Karena siswa tidak belajar di kelas, orang tua mengambil peran yang lebih besar dalam mendampingi dan mengajarkan siswa di rumah. Namun kondisi itu tetap menggambarkan adanya penurunan hasil belajar, tetapi tidak terlalu signifikan dan terjadi pada siswa berkemampuan rendah.
Kepala Dinas Pendidikan, Pemuda, dan Olahraga (Disdikpora) Kota Yogyakarta, Budi Santosa Asrori, mengatakan pemerintah berkomitmen selalu menjaga mutu pendidikan di wilayahnya.

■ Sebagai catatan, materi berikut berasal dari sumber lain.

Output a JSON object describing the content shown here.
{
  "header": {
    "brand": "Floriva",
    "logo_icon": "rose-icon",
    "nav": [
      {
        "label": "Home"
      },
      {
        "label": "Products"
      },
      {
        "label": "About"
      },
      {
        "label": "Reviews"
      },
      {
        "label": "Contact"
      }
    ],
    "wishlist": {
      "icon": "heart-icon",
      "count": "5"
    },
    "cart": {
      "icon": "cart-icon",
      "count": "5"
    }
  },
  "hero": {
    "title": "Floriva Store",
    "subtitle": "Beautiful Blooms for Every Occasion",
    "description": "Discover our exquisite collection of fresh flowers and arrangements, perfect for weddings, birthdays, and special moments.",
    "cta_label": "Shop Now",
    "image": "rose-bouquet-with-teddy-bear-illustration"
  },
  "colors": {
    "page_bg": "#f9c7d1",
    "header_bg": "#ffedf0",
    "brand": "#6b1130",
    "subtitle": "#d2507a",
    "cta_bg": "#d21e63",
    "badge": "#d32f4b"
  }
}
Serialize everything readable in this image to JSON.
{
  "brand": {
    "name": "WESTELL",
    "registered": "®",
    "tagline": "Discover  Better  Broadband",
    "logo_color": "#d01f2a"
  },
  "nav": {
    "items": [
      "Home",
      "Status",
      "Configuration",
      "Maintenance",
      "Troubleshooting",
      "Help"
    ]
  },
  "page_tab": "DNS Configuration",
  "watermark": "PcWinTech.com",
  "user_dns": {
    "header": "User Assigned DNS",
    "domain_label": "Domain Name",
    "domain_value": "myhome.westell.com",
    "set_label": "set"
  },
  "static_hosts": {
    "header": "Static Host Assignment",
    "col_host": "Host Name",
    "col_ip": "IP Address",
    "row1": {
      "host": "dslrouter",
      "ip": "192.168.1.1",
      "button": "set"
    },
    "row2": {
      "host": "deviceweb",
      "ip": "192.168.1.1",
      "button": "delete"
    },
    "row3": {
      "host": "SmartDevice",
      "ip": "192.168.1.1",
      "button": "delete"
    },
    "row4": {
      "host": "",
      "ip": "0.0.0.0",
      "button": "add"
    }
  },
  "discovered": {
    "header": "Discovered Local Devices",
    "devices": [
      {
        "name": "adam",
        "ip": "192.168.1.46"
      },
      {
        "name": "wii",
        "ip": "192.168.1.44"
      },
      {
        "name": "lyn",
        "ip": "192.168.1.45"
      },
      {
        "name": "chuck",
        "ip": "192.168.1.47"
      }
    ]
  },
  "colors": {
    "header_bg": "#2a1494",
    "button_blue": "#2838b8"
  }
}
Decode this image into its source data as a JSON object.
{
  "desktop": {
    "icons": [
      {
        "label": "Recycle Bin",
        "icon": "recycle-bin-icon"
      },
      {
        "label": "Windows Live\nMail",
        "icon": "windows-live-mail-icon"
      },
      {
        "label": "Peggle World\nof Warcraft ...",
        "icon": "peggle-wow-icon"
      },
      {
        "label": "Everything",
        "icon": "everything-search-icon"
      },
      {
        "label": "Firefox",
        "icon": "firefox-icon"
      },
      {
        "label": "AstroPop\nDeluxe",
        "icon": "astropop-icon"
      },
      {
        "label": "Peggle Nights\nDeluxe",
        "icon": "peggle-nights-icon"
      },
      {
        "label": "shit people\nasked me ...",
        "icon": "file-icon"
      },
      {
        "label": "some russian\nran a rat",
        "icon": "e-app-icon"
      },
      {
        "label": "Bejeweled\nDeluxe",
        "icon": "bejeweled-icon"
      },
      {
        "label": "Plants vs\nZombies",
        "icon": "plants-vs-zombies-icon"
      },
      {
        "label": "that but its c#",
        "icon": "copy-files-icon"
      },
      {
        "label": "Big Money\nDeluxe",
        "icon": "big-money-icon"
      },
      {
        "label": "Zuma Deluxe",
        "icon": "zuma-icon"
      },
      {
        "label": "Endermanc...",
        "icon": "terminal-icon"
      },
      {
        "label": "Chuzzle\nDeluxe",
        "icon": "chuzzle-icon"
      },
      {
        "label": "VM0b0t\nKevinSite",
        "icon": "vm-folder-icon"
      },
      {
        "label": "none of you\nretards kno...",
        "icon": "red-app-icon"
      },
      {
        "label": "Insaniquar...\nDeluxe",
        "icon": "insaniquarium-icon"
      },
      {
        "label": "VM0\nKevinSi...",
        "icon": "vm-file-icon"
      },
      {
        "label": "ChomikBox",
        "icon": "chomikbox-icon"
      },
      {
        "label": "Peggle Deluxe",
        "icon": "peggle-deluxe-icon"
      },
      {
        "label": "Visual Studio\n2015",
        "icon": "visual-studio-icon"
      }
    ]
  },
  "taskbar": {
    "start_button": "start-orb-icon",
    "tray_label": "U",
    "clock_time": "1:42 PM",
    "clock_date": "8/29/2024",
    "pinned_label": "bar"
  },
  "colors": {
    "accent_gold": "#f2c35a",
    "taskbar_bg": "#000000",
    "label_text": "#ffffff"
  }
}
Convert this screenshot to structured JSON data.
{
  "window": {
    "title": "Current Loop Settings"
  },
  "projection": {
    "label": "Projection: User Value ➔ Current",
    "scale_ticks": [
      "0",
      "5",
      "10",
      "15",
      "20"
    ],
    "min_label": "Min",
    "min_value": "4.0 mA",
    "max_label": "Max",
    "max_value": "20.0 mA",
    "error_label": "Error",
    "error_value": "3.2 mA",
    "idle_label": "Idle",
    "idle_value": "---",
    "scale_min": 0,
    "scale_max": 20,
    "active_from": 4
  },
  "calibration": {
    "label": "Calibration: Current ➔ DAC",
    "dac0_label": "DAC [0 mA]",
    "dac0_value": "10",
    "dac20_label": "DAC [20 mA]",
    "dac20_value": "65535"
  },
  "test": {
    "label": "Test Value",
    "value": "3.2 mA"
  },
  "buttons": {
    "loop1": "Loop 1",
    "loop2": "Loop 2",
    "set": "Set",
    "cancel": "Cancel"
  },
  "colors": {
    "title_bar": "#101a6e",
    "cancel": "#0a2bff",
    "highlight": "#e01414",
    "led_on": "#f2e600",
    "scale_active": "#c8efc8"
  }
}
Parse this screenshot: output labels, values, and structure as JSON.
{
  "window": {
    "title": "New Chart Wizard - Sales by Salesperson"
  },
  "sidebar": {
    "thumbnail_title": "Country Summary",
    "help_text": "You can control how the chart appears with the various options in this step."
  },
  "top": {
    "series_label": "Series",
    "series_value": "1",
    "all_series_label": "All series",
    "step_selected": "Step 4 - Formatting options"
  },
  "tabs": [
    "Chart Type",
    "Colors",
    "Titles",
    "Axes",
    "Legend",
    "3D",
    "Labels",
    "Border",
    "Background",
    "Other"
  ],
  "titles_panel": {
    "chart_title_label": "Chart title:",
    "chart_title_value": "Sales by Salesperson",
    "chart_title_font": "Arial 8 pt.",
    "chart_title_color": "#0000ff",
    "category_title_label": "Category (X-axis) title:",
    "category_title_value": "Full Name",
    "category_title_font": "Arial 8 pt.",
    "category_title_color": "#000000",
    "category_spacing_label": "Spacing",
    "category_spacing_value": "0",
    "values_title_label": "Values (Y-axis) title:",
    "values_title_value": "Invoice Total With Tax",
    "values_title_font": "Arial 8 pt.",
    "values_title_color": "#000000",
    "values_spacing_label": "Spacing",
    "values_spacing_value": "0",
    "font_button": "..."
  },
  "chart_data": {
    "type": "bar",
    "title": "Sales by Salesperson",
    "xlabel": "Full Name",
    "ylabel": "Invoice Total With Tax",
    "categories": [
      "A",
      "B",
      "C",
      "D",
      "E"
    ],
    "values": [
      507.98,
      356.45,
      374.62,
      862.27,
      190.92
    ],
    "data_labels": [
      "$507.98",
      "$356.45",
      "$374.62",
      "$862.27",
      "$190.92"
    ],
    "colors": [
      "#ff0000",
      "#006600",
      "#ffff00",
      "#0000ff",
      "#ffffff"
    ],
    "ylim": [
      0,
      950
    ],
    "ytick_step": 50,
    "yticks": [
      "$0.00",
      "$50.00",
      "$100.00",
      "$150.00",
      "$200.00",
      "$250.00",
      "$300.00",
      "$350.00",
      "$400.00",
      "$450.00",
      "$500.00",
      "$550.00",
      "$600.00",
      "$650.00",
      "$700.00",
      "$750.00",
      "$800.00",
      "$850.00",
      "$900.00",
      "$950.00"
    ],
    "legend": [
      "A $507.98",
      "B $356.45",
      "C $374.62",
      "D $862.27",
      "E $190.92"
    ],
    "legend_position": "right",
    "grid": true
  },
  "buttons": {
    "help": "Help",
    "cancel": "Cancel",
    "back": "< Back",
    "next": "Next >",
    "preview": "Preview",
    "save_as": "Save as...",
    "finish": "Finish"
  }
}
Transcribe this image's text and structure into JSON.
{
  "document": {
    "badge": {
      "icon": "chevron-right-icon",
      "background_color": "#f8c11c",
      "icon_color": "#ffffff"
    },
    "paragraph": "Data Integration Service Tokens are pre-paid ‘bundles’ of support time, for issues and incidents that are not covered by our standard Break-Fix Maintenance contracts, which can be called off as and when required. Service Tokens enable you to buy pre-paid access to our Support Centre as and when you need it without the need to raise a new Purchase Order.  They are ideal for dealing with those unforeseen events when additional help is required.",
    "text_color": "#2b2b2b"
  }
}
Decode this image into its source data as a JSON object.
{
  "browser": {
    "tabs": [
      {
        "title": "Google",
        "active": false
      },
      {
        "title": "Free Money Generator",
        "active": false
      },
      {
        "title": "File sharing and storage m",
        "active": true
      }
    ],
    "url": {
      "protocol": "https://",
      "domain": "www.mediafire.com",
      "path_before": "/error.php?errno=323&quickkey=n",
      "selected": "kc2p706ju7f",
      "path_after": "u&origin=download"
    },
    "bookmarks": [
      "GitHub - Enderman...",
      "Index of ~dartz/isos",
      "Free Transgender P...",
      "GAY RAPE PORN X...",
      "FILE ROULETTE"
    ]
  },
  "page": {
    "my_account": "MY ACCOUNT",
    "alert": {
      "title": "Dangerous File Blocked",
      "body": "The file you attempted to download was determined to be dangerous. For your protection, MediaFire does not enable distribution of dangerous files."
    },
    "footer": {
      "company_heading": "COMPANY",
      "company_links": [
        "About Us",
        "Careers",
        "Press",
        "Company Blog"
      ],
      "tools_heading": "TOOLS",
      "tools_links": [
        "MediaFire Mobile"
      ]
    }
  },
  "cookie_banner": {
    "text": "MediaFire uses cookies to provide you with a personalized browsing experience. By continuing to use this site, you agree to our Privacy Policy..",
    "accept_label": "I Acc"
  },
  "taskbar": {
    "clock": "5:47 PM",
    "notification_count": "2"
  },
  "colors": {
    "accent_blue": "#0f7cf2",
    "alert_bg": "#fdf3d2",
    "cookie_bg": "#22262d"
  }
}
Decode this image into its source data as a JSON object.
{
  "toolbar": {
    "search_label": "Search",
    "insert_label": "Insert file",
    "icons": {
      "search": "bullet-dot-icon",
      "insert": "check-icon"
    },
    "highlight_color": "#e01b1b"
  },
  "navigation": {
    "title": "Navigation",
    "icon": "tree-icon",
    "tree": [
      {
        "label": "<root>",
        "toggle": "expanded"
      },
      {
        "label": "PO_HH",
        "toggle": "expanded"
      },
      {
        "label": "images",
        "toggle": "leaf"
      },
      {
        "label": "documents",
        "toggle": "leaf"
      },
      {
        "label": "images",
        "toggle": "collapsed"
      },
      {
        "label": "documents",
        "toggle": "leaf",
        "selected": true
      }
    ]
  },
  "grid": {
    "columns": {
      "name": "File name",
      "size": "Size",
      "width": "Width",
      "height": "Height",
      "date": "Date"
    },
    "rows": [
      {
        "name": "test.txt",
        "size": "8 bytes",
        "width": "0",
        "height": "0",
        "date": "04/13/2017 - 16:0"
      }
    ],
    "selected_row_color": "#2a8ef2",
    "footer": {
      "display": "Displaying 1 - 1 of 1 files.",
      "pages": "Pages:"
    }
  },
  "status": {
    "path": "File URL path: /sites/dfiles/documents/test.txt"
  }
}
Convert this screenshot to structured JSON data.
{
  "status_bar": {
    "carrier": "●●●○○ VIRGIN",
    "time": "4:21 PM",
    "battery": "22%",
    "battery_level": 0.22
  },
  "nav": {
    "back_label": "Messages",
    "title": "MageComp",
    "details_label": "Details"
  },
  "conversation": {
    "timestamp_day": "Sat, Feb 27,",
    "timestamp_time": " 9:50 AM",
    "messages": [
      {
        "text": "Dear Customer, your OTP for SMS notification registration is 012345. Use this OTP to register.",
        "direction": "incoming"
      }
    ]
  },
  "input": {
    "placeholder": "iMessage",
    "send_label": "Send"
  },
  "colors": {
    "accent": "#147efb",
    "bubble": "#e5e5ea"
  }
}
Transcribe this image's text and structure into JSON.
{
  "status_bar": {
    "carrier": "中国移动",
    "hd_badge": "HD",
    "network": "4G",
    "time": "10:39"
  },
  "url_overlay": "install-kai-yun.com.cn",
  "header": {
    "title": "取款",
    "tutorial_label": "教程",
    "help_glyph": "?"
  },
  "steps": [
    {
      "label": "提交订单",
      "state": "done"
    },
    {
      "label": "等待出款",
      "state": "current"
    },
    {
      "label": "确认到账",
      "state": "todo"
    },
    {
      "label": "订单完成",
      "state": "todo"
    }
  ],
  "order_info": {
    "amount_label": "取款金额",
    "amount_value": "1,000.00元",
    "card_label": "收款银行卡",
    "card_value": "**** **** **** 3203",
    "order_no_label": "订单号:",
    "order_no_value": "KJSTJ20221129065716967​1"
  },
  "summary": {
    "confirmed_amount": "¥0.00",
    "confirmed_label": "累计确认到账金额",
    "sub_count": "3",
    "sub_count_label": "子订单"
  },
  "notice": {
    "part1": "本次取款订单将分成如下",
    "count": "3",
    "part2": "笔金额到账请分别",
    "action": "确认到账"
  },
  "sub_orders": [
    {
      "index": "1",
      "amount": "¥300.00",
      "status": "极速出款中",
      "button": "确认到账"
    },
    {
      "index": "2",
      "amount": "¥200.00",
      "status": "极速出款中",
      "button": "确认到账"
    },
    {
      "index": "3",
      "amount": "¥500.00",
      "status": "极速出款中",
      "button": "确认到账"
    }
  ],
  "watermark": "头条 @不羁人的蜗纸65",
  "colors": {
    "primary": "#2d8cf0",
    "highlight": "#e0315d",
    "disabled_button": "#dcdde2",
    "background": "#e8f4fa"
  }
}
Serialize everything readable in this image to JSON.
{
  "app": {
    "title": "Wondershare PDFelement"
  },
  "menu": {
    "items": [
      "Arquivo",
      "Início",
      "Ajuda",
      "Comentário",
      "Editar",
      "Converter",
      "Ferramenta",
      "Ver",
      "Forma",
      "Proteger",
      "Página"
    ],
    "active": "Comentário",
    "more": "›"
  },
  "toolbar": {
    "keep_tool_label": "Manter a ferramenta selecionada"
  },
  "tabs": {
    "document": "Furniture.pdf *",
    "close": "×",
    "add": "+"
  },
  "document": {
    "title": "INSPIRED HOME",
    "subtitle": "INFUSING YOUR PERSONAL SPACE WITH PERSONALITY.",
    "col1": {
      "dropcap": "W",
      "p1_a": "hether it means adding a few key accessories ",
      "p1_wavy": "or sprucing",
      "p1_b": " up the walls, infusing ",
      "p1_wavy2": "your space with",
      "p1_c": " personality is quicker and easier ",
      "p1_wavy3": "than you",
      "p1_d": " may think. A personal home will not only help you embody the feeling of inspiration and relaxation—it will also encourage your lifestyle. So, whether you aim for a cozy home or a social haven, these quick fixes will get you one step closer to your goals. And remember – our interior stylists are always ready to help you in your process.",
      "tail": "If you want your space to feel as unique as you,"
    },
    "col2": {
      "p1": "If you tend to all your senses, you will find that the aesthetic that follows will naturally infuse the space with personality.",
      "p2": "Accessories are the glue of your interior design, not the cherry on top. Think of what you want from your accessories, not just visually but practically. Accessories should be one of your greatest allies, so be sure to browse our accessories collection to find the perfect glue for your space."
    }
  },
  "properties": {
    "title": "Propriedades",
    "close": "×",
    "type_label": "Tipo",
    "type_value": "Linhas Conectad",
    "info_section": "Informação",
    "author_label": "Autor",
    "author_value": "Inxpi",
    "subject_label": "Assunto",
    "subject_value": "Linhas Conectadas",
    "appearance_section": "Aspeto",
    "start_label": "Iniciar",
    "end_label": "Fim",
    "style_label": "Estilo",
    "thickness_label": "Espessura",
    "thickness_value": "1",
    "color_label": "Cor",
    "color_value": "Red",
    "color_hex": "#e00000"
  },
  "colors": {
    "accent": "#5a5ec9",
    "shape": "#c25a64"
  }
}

Meski terjadi perubahan pada sistem PPDB di Yogyakarta, namun, pemerintah akan mengupayakan agar hal tersebut tidak memengaruhi kualitas pendidikan di Yogyakarta.
"PPDB zonasi juga bisa menjadi salah satu strategi untuk menjaga mutu pendidikan," ujar Budi.
Ia juga menambahkan, langkah selanjutnya yang harus dilakukan adalah memberikan dukungan yang dibutuhkan guru-guru untuk mengajar dengan efektif karena siswa yang diajar semakin heterogen.
Sedangkan Disdikpora telah meluncurkan dua inovasi pendidikan di Kota Yogyakarta yaitu Jam Belajar Masyarakat (JBM) dan Paguyuban Orang Tua. Kedua program ini memperlihatkan keterlibatan yang besar dari orang tua dan masyarakat dalam peningkatan kualitas pendidikan.
"Kesadaran masyarakat Yogyakarta atas pendidikan sudah tinggi. Mungkin karena budaya pendidikan di Yogyakarta sudah sejak sebelum Indonesia merdeka. Ada Muhammadiyah, Taman Siswa, dan lain-lain," tambah Budi.